EBW Analytics Group analysts noted that, while weather-driven demand this week is light for this time of year, models point to multi-day, widespread cold arriving around Jan. 23. Next-day cash prices could begin to climb steadily next week in anticipation of that potential surge in winter weather.

“In our view,” the EBW analysts said, “the natural gas market is underestimating the potential impact of colder weather on cash prices.” By late next week, “day-ahead demand could rise by as much as 15 Bcf/d, strengthening cash prices considerably and providing a strong bullish catalyst for futures.”

Prices at key Northeast hubs plummeted Thursday, with Algonquin Citygate falling $1.450 cents day/day to average $3.020 and PNGTS dropping $1.080 to $4.195.

Declines elsewhere were relatively modest. In the Rocky Mountains, Opal shed 5.0 cents to $2.640, while in California, SoCal Citygate declined 10.0 cents to $3.385. In West Texas, El Paso Permian fell 4.5 cents to $2.585.

A weather system arrives in the Midwest Thursday afternoon, bringing high winds and snow to the Upper Plains and chilling rains to the Chicago area. Prices at Chicago Citygate advanced 1.0 cent to $2.640.
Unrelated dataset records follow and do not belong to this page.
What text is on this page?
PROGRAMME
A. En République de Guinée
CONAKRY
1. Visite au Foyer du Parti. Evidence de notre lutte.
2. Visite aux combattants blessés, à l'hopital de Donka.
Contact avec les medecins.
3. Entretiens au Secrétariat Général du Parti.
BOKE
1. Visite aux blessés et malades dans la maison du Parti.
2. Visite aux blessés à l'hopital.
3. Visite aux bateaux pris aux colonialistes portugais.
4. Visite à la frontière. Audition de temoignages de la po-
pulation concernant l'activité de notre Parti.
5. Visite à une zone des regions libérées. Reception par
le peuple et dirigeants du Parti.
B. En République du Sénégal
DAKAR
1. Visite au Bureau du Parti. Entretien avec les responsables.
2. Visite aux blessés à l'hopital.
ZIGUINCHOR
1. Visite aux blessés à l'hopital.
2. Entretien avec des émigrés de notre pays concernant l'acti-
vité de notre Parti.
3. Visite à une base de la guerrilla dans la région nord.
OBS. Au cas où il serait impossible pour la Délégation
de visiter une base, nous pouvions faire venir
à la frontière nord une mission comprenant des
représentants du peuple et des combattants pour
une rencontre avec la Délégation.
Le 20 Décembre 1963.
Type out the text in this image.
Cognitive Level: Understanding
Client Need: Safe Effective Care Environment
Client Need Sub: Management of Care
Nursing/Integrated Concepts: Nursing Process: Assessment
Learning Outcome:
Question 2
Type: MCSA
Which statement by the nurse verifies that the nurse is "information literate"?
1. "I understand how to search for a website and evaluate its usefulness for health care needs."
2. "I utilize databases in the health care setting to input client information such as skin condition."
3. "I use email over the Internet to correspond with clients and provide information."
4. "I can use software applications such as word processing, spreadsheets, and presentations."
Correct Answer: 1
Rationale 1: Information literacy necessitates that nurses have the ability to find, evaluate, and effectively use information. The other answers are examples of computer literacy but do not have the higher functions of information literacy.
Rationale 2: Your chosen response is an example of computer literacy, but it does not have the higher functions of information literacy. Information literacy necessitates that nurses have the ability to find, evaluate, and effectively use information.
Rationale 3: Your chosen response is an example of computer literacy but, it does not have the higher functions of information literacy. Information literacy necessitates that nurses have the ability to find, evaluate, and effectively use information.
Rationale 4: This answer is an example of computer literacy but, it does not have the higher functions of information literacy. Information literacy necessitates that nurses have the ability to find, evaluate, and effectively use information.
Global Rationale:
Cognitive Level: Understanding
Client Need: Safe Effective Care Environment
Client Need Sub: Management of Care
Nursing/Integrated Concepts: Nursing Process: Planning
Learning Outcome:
NatGasWeather expected the rain and snow to extend from the Great Lakes to the Southeast on Friday, providing “a minor bump in demand, although countered by mild conditions over the rest of the United States.” Most of the country, the firm said Thursday afternoon, “will be mild and dry the next few days with highs of 30s to 50s across the northern U.S. and 50s to 70s across the southern U.S. for light national demand.”